I was born and brought up in the hills of Himachal Pradesh. As is the case with most of us, I became an engineer and a management professional soon after and worked for 7 yrs in the corporate world. I worked as a brand manager with ITC, Mahindra, Star India and Pernod Ricard.Along with it, however, I have always been a writer. I was the editor of my college magazine, worked as a copywriter, wrote several short stories that got published in esteemed journals and magazines, became a radio host and worked as executive producer for television. Today, I am a full time author and screenwriter while ‘The Tree with a Thousand Apples’ is my first book. My first film, a romantic comedy titled Behen Hogi Teri, is scheduled for release in May 2017.
Is "the tree with a thousand apple" you debut work?
I have been a published short story writer. My stories have been published in several magazines and journals like Muse India, Contemporary Literary Review India, Indian Ruminations, The Orange Flame Literary Review and Qpeka. At Tata Lit Live My Story contest, I won the 3rd prize in 2012.
Can you tell your journey through your book? How did you get the idea for the book? When did you actually start writing this book?
If you ask me why I wrote this book, the answer in one word would be- Empathy. I lived in Kashmir in 2009 and saw a 12 year old Kashmiri Muslim boy sit beside a 20 year old Indian Army soldier sipping cups of Kahwa together. My very good friend and roommate in college was a Kashmiri Pandit. I have heard stories from all of them, and I could see that they were all right in their own world, yet their viewpoints were so apart each other’s. I just wanted to tell their story as honestly as I could. I wrote the book in 2013.

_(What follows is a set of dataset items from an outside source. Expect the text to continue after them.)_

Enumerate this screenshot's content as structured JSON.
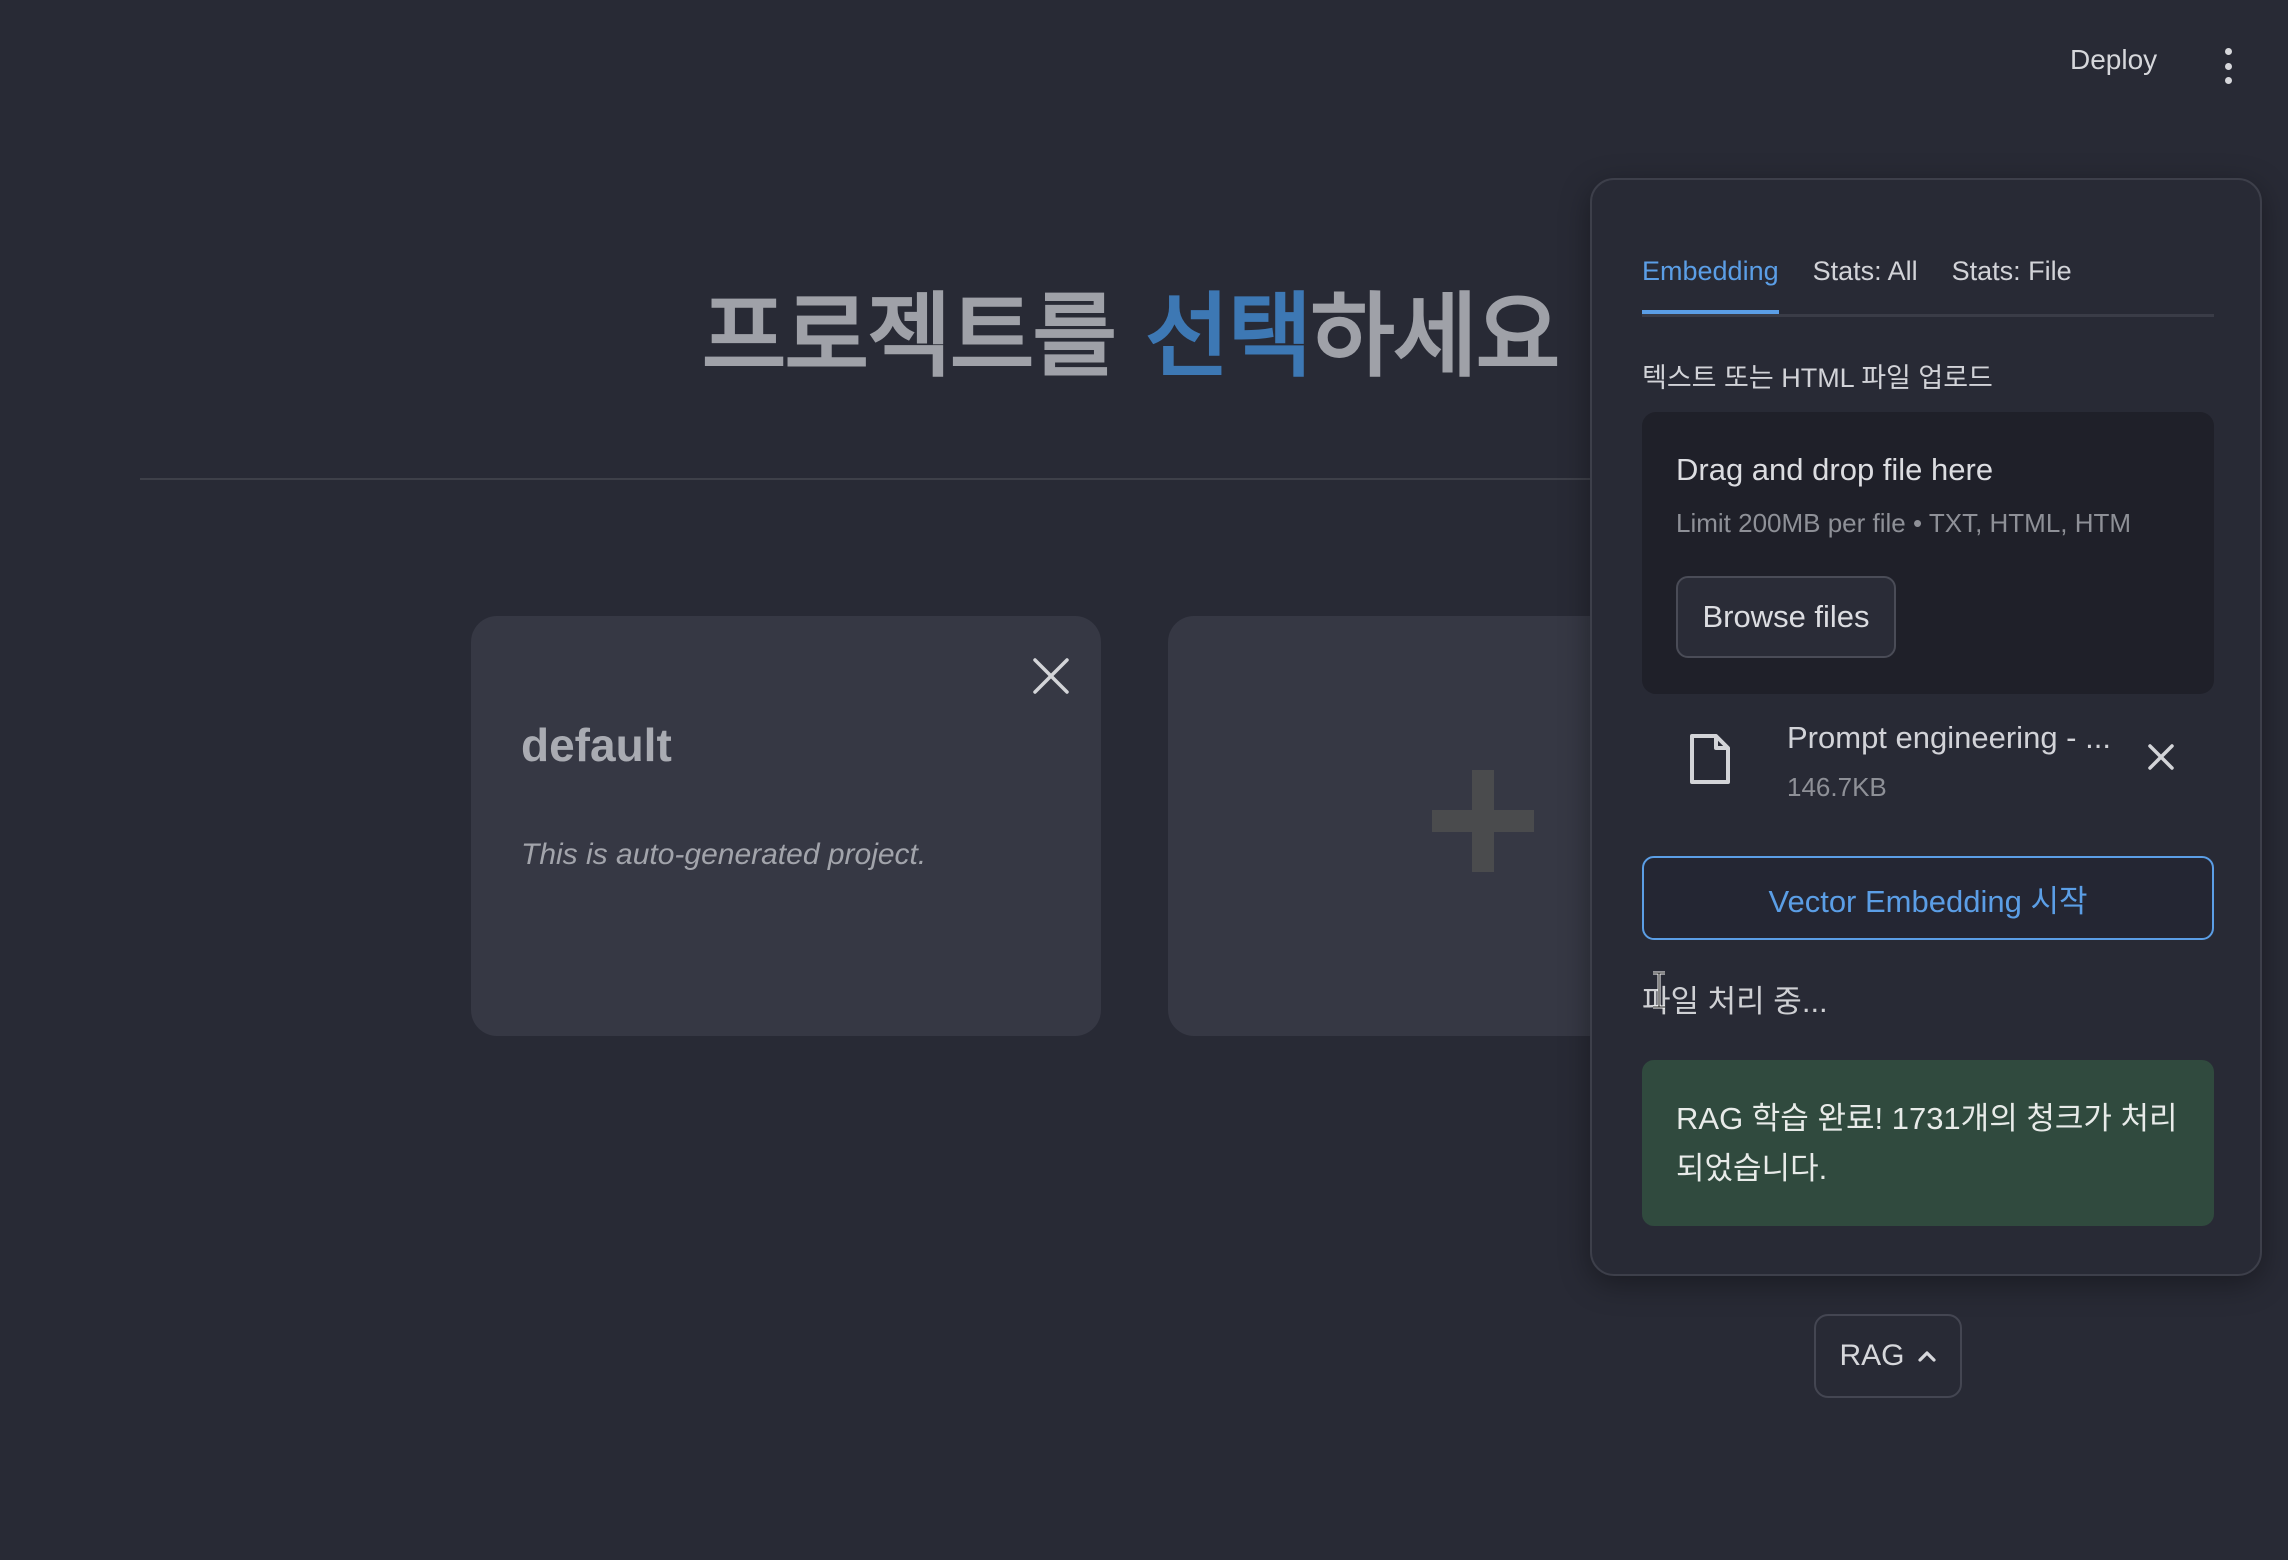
{
  "header": {
    "deploy_label": "Deploy",
    "menu_icon": "kebab-menu-icon"
  },
  "page": {
    "title_before": "프로젝트를 ",
    "title_highlight": "선택",
    "title_after": "하세요",
    "highlight_color": "#3d78b4"
  },
  "projects": [
    {
      "name": "default",
      "description": "This is auto-generated project.",
      "close_icon": "close-icon"
    }
  ],
  "add_project": {
    "icon": "plus-icon"
  },
  "rag_panel": {
    "tabs": [
      {
        "label": "Embedding",
        "active": true
      },
      {
        "label": "Stats: All",
        "active": false
      },
      {
        "label": "Stats: File",
        "active": false
      }
    ],
    "upload_label": "텍스트 또는 HTML 파일 업로드",
    "dropzone": {
      "title": "Drag and drop file here",
      "limit": "Limit 200MB per file • TXT, HTML, HTM",
      "browse_label": "Browse files"
    },
    "file": {
      "name": "Prompt engineering - ...",
      "size": "146.7KB",
      "icon": "file-icon"
    },
    "embed_button_label": "Vector Embedding 시작",
    "processing_text": "파일 처리 중...",
    "success_message": "RAG 학습 완료! 1731개의 청크가 처리되었습니다."
  },
  "rag_toggle": {
    "label": "RAG",
    "icon": "chevron-up-icon"
  },
  "colors": {
    "accent": "#5b9ee6",
    "success_bg": "#304a3e",
    "background": "#282a35"
  }
}
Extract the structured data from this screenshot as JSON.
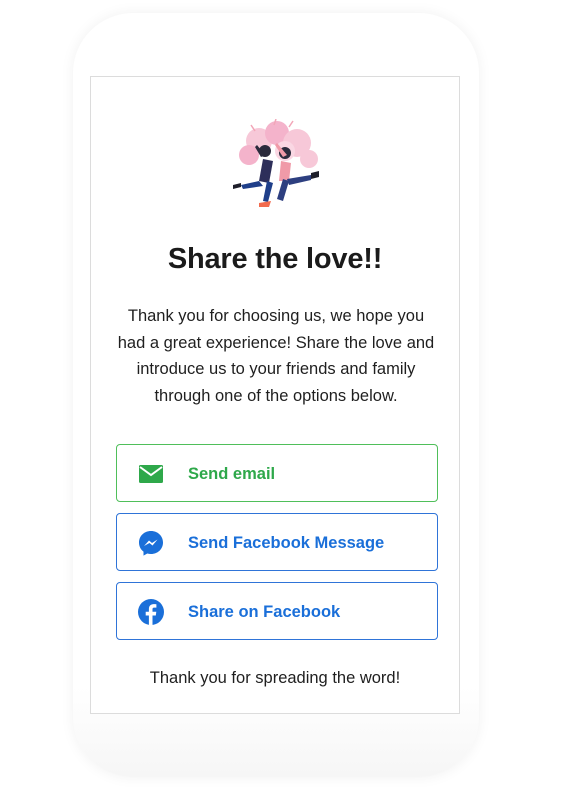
{
  "card": {
    "title": "Share the love!!",
    "message": "Thank you for choosing us, we hope you had a great experience! Share the love and introduce us to your friends and family through one of the options below.",
    "illustration": "two-people-jumping-high-five-illustration",
    "footer": "Thank you for spreading the word!"
  },
  "buttons": {
    "email": {
      "label": "Send email",
      "icon": "envelope-icon",
      "color": "#2ea84a"
    },
    "messenger": {
      "label": "Send Facebook Message",
      "icon": "messenger-icon",
      "color": "#1a6fd9"
    },
    "facebook": {
      "label": "Share on Facebook",
      "icon": "facebook-icon",
      "color": "#1a6fd9"
    }
  }
}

The subject matter reminds us of The Kite runner based out of Afghanistan. Such a book is rarity in the Indian fiction market and quite a brave book to write. Can you tell us your views on it?
A lyrical narration, raw characters and stark realism, The Tree with a Thousand Apples highlights the perspectives of four different points of view – young directionless militants, Kashmiri Pandits exiled from their homes, duty-bound army officers and innocent civilians rendered as collateral damage. It unravels the right vs right conflict that exists in the region, and the ignorant apathy which the citizens outside this jannat live with. A story of cultures, belongingness, revenge and atonement, it revolves around the lives of three children and their friendship that battles the sides fate forces them to choose, and not of the land they live in. The question it asks is simple but not an easy one to answer: Is the only way to pay for our sins to commit another?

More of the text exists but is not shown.